- Vasant Vihar Area in Delhi, India
- Coordinates: 28°33′27″N 77°09′32″E﻿ / ﻿28.5574°N 77.159°E
- Country: India
- State: Delhi
- District: New Delhi

Government
- • Body: South Delhi Municipal Corporation

Languages
- • Official: Hindi, Punjabi, and English
- Time zone: UTC+5:30 (IST)
- Vehicle registration: DL-12
- Nearest city: Delhi
- Lok Sabha constituency: New Delhi
- Vidhan Sabha constituency: R K Puram
- Civic agency: MCD

= Vasant Vihar =

Vasant Vihar is a diplomatic and residential sub-division of the New Delhi district of Delhi, India. It is located near the diplomatic area of Chanakyapuri, and houses over 50 diplomatic missions of foreign countries, including the High Commission of South Africa, and embassy of Argentina.

==History==
In 1959, the Central Government Servants Cooperative House Building Society (CGSCHBS) was formed and land was allocated by the Government of India on 99 years lease basis. This region was carved out of the Villages of Basant Gaon which was acquired by the government during the 1960s. The acquired area, Vasant Vihar and its smaller sister area Shantiniketan, were developed as per a master plan by the Central Public Works Department of the Government of India.

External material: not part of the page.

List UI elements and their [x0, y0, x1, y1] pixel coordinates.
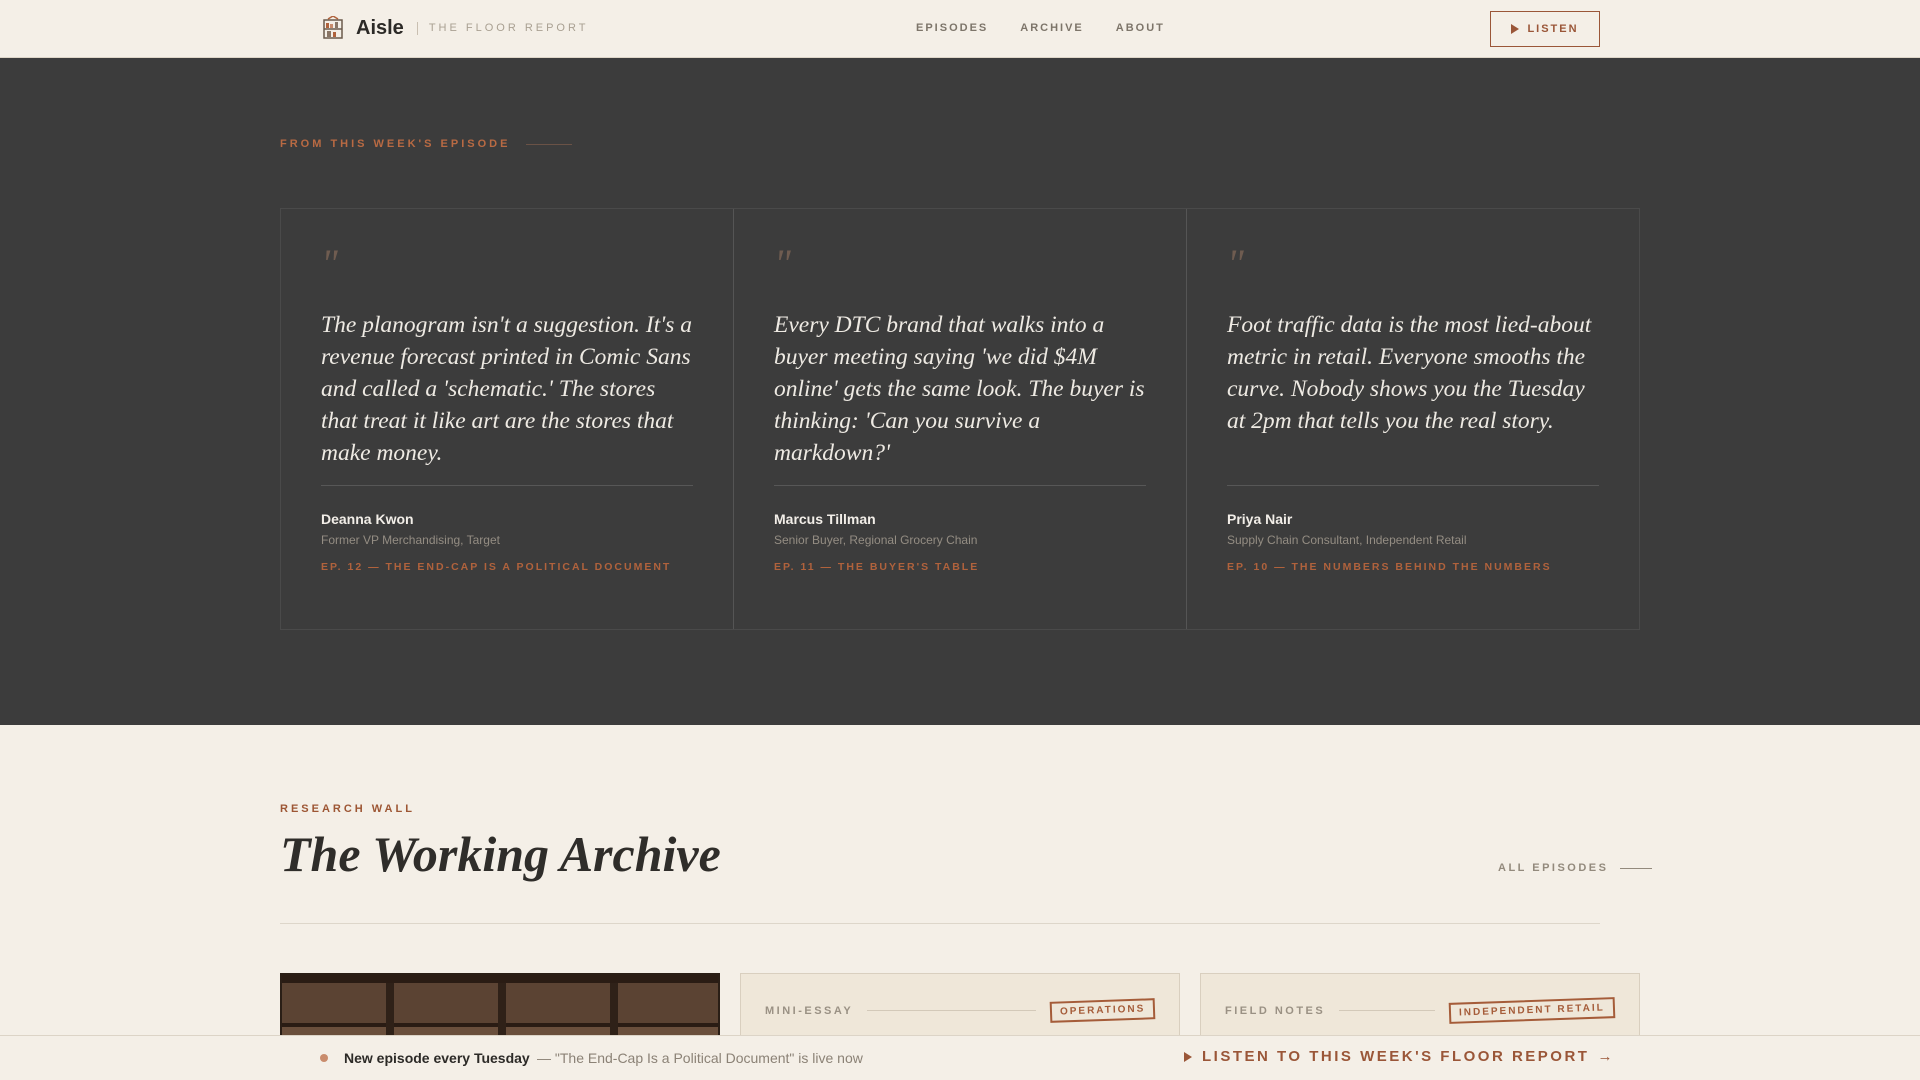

The land was plotted in sizes mainly ranging between 400 to 2000 sq. yards and were alloted to the members of the cooperative (CGSCHBS). Thereafter, bungalows were built and both Vasant Vihar and Shantiniketan developed into posh residential colonies.

==Locality==
The four main streets in Vasant Vihar are Munirka Marg, Vasant Marg, Poorvi Marg and Paschimi Marg, literally Eastern and Western Street. These form a rough triangle that encloses much of the neighbourhood. The neighbourhood is primarily residential and, when first planned, consisted of six blocks named A to F, with each block having its local market. Vasant Vihar has several parks in every block. The demographic of Vasant Vihar is primarily composed of wealthy business families, senior government officials, and high-net-worth individuals, contributing to its status as one of Delhi’s most exclusive neighbourhoods.

==Education==
Vasant Vihar also has schools such as Modern School, Delhi Public School (Junior Branch), The Shri Ram School (Junior Wing), Tagore International School, Guru Harkrishan Public School, Holy Child Auxilium School (Senior branch), Chinmaya Vidyalaya, Suraj Bhan DAV Public School, and Sarvodaya School.

==Economy==
The corporate office of Hero MotoCorp, formerly Hero Honda, is at Basant Lok in Vasant Vihar. In 1996, Vasant Vihar witnessed the opening of India's first McDonald's restaurant. It was also the first McDonald's restaurant in the world not to serve beef and pork-based products.